The left is the original photo from Getty Images and the right is a similar image created using Stable Diffusion.

The artist community’s stance on AI-generated music is widely divergent, with composer and musician Kelly Bishop encapsulating this diversity when she stated, “My initial reaction to AI music ranges from amusement at its possible ineptness to concern that it may become so proficient that it ushers in irreversible changes in the entire musical landscape.” Given that the artificial intelligence industry is still in its developmental stages and lacks comprehensive regulatory frameworks, safeguarding artists’ originality and copyrights is of paramount importance during the technology’s advancement.
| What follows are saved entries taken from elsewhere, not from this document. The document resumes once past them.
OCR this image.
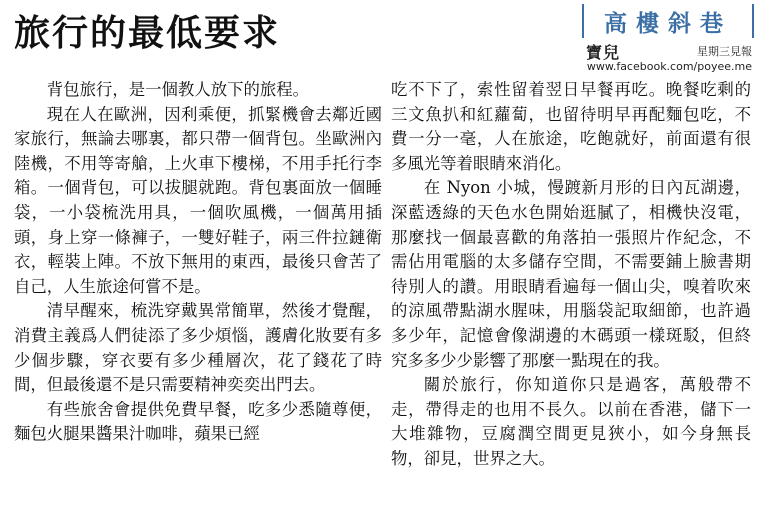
旅行的最低要求	高樓斜巷
寶兒	星期三見報
www.facebook.com/poyee.me

背包旅行，是一個教人放下的旅程。

現在人在歐洲，因利乘便，抓緊機會去鄰近國家旅行，無論去哪裏，都只帶一個背包。坐歐洲內陸機，不用等寄艙，上火車下樓梯，不用手托行李箱。一個背包，可以拔腿就跑。背包裏面放一個睡袋，一小袋梳洗用具，一個吹風機，一個萬用插頭，身上穿一條褲子，一雙好鞋子，兩三件拉鏈衛衣，輕裝上陣。不放下無用的東西，最後只會苦了自己，人生旅途何嘗不是。

清早醒來，梳洗穿戴異常簡單，然後才覺醒，消費主義爲人們徒添了多少煩惱，護膚化妝要有多少個步驟，穿衣要有多少種層次，花了錢花了時間，但最後還不是只需要精神奕奕出門去。

有些旅舍會提供免費早餐，吃多少悉隨尊便，麵包火腿果醬果汁咖啡，蘋果已經

吃不下了，索性留着翌日早餐再吃。晚餐吃剩的三文魚扒和紅蘿蔔，也留待明早再配麵包吃，不費一分一毫，人在旅途，吃飽就好，前面還有很多風光等着眼睛來消化。

在 Nyon 小城，慢踱新月形的日內瓦湖邊，深藍透綠的天色水色開始逛膩了，相機快沒電，那麼找一個最喜歡的角落拍一張照片作紀念，不需佔用電腦的太多儲存空間，不需要鋪上臉書期待別人的讚。用眼睛看遍每一個山尖，嗅着吹來的涼風帶點湖水腥味，用腦袋記取細節，也許過多少年，記憶會像湖邊的木碼頭一樣斑駁，但終究多多少少影響了那麼一點現在的我。

關於旅行，你知道你只是過客，萬般帶不走，帶得走的也用不長久。以前在香港，儲下一大堆雜物，豆腐潤空間更見狹小，如今身無長物，卻見，世界之大。
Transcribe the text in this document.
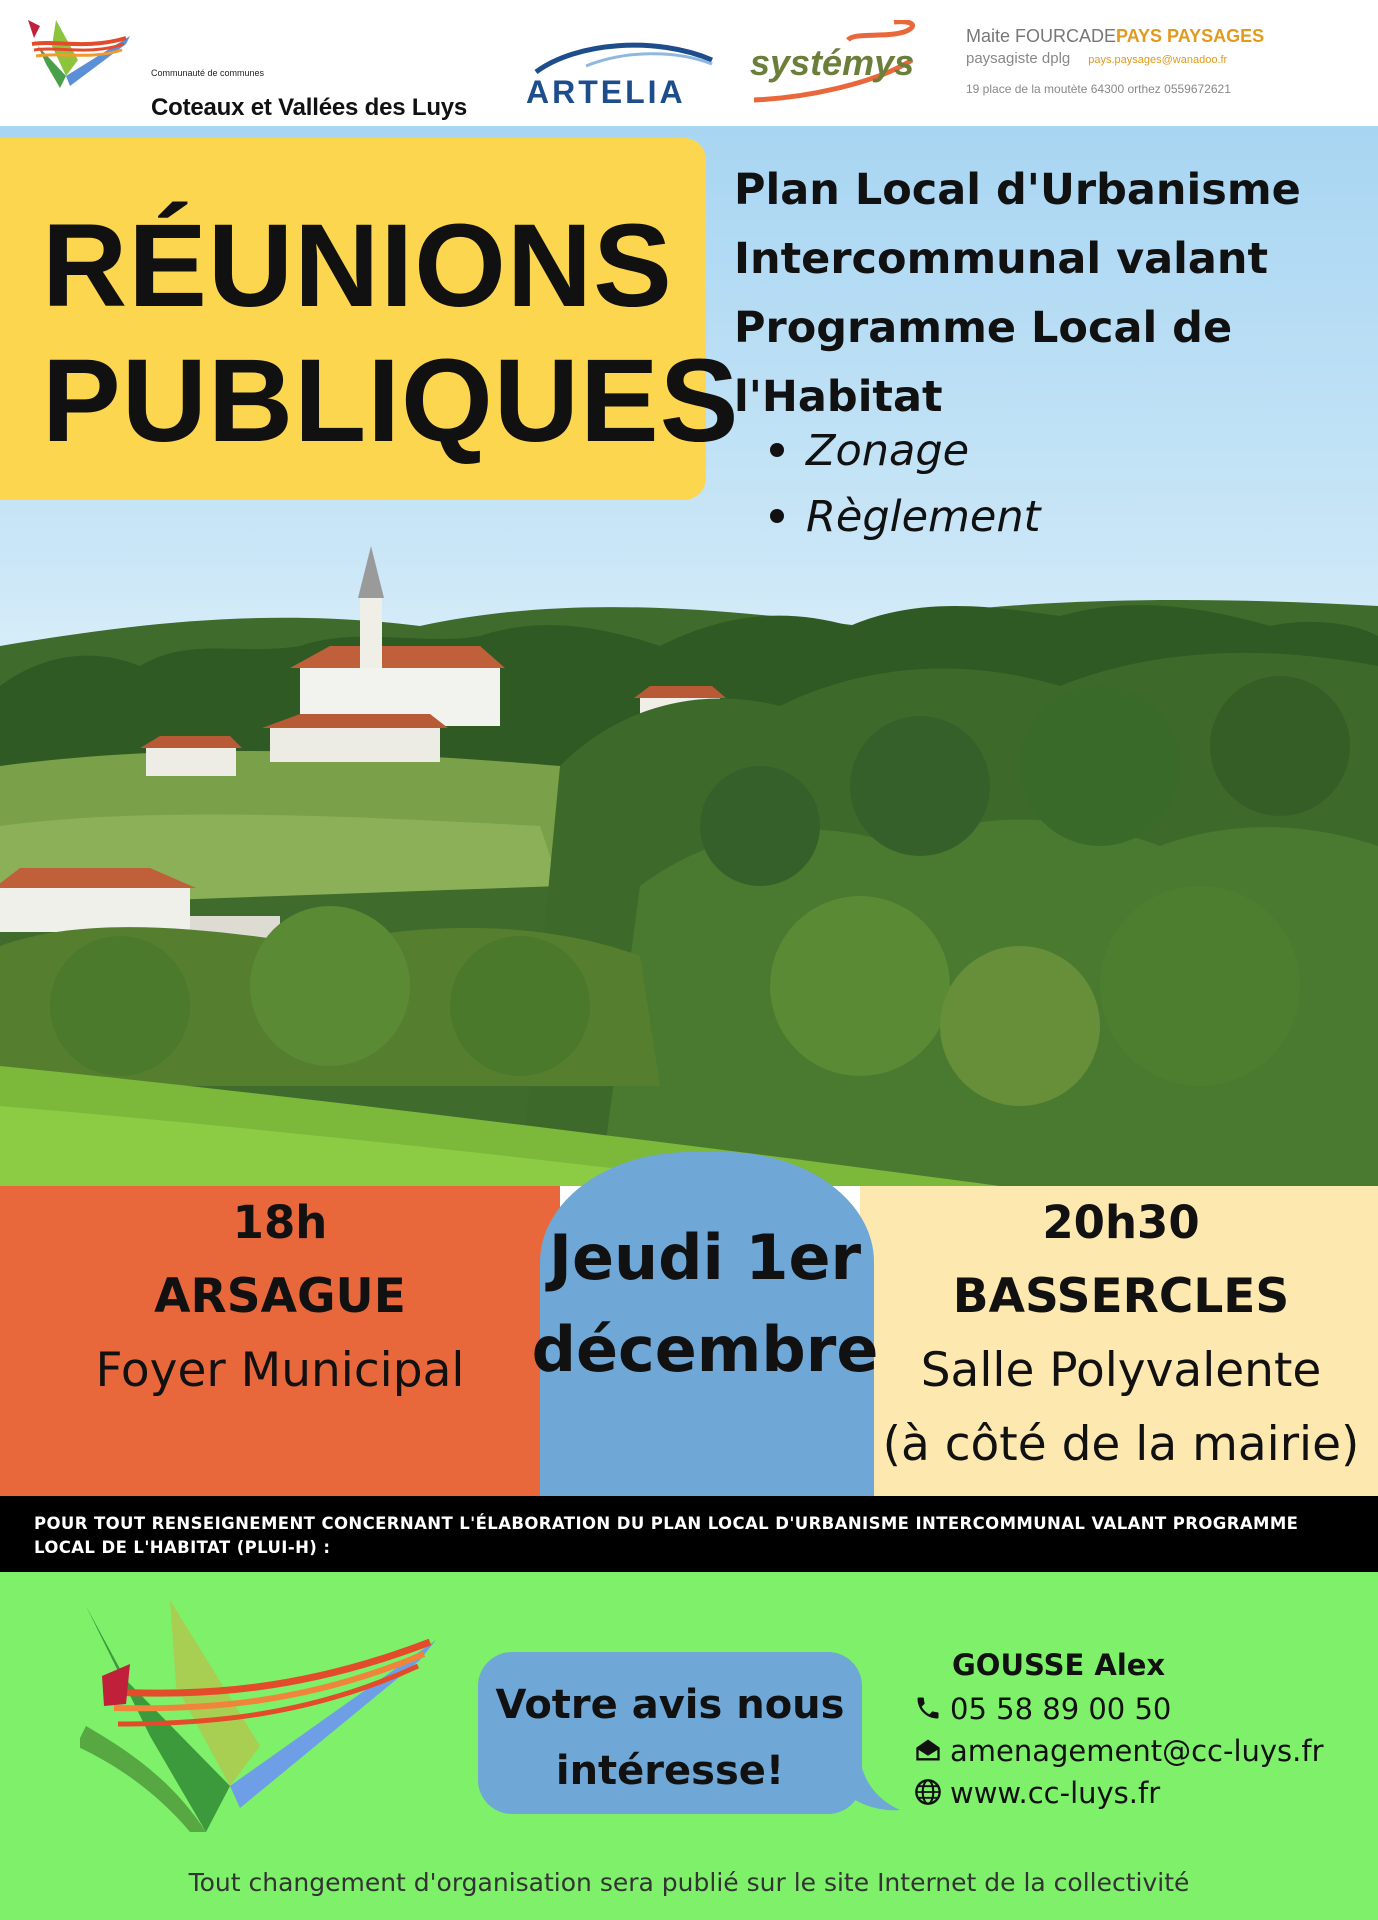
Communauté de communes
Coteaux et Vallées des Luys ARTELIA
systémys
Maite FOURCADEPAYS PAYSAGES
paysagiste dplg pays.paysages@wanadoo.fr
19 place de la moutète 64300 orthez 0559672621
RÉUNIONS
PUBLIQUES
Plan Local d'Urbanisme
Intercommunal valant
Programme Local de
l'Habitat
Zonage
Règlement
18h
ARSAGUE
Foyer Municipal
Jeudi 1er
décembre
20h30
BASSERCLES
Salle Polyvalente
(à côté de la mairie)
POUR TOUT RENSEIGNEMENT CONCERNANT L'ÉLABORATION DU PLAN LOCAL D'URBANISME INTERCOMMUNAL VALANT PROGRAMME
LOCAL DE L'HABITAT (PLUI-H) :
Votre avis nous
intéresse!
GOUSSE Alex
05 58 89 00 50
amenagement@cc-luys.fr
www.cc-luys.fr
Tout changement d'organisation sera publié sur le site Internet de la collectivité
The art market is also undergoing a shock due to AI. Studies have found that 75% of people cannot distinguish between works created by artists and works created by artificial intelligence. This has caused panic among curators, collectors, artists, and gallery owners. They are worried that artificial intelligence art will replace real artists and cause large-scale unemployment and reshuffling. However, art industry practitioners in the other camp believe that algorithmic models can be used to inspire artists and produce fresh, novel, and bring surprising works and output. It can also help streamline the art management process and create higher productivity.

Another conceivable issue revolves around privacy and data security. In AI music therapy, personal data and musical preferences may be collected and subjected to analysis, introducing potential risks of the misuse or leakage of sensitive patient information. A notable case in 2023 involved a cyberattack on a healthcare organization, resulting in the theft of an average of 3 million patient records by hackers. The underlying principle is that AI empowers hackers to execute personalized and automated attacks. This capability enables the generation of countless emails in various languages tailored to the cultural profile of the targeted organization, mimicking the style of the individual or organization the hacker seeks to impersonate.

It’s not a faith in technology.
It’s faith in people.
— Steve Jobs

conclusion

Integrating AI music therapy into mainstream therapeutic practices depends upon the successful solution to the multifaceted challenges and ethical considerations it faces. This imperative requires the concerted efforts of AI experts, healthcare professionals, and ethicists, who must collaboratively craft conscientious and efficacious AI music therapy systems. With the ongoing development in AI technology, the trail for AI music therapy is poised to elevate it to an important role in treatment. This advancement provides well for those pursuing emotional and psychological well-being, especially those with limited access to conventional music therapy.

What can be expected is as the spheres of AI and music therapy continue to converge, a future marked by the harmonious cooperation between technology and the art of healing through sound comes into view.